3 comments on “(Time) 11 Surprising Facts About Women and Poverty From the Shriver Report

  1. David Keller says:

    The interesting common thread here are the statistics dealing with single mothers with no male in the household and resultant “poverty”. Also we have spent trillions on government programs since 1964 to solve the problem, yet look at the numbers. Even Democrats ought to be looking seriously at why we are thowing more money down a dry hole. Of course, they won’t.

  2. sandlapper says:

    Here we have the dark sides of two popular modern ideas. First, the “emancipation” of women to work just like men has put further pressure on family time and on women’s well-being. Secondly, the ideal of free enterprise has put American workers into competition with third-world workers, forcing both parents (if both are even present) to work at low wages. This further weakens family life.

  3. Frances Scott says:

    As a “single mother of four with no male in the household” I was invistigated two years in a row by the IRS because they could not believe that we lived on less than $3,000 a year. We were poor, but we were not “poverty stricken”; there is a difference.
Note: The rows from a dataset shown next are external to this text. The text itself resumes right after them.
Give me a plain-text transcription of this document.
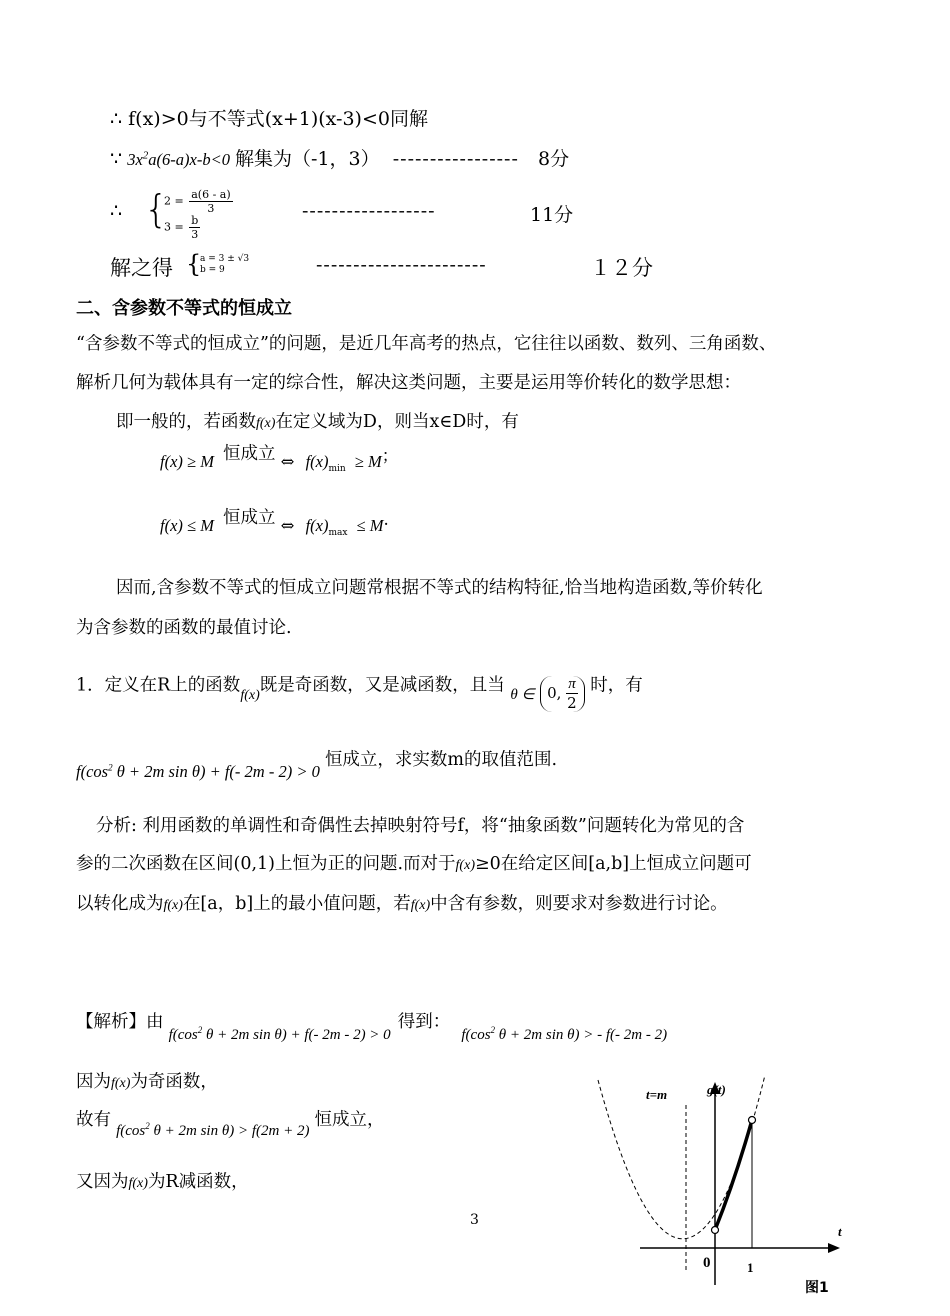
∴ f(x)>0与不等式(x+1)(x-3)<0同解
∵ $3x^2a(6-a)x-b<0$ 解集为（-1，3） ----------------- 8分
∴ {
$2 = \frac{a(6 - a)}{3}$
$3 = \frac{b}{3}$
------------------	11分
解之得 {
a = 3 ± √3
b = 9	-----------------------	１２分
二、含参数不等式的恒成立
“含参数不等式的恒成立”的问题，是近几年高考的热点，它往往以函数、数列、三角函数、
解析几何为载体具有一定的综合性，解决这类问题，主要是运用等价转化的数学思想：
即一般的，若函数f(x)在定义域为D，则当x∈D时，有
f(x) ≥ M 恒成立 ⇔ $f(x)_{min} \ge M$；
f(x) ≤ M 恒成立 ⇔ $f(x)_{max} \le M$.
因而,含参数不等式的恒成立问题常根据不等式的结构特征,恰当地构造函数,等价转化
为含参数的函数的最值讨论.
1．定义在R上的函数$_{f(x)}$既是奇函数，又是减函数，且当 θ ∈ 0, $\frac{\pi}{2}$ 时，有
$f(\cos^2$ θ + 2m sin θ) + f(- 2m - 2) > 0 恒成立，求实数m的取值范围.
分析: 利用函数的单调性和奇偶性去掉映射符号f，将“抽象函数”问题转化为常见的含
参的二次函数在区间(0,1)上恒为正的问题.而对于f(x)≥0在给定区间[a,b]上恒成立问题可
以转化成为f(x)在[a，b]上的最小值问题，若f(x)中含有参数，则要求对参数进行讨论。
【解析】由 $f(\cos^2$ θ + 2m sin θ) + f(- 2m - 2) > 0 得到： $f(\cos^2$ θ + 2m sin θ) > - f(- 2m - 2)
因为f(x)为奇函数，
故有 $f(\cos^2$ θ + 2m sin θ) > f(2m + 2) 恒成立，
又因为f(x)为R减函数，
3
t=m	g(t)
t
0	1
图1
We, my children & I had a vegetable garden in the back yard. We harvested the wild asparagus and wild berries. We baked our own bread and canned fruit that grew wild in the mountains or that was given us by neighbors who didn’t want to mess with the apples and peaches that grew in their yards. My sons (starting at about 9 years of age) did yard work, shovelled snow, and delivered newspapers to buy their own school clothes; my daughters kept the neighbor’s 3 children while she worked. My parents helped when they could…if my dad had work himself…construction is seasonal in Colorado. We were not “statistics” we were a functional, hardworking family.
    None of my children (now in their fifties) are in jail or on welfare… nor are their children.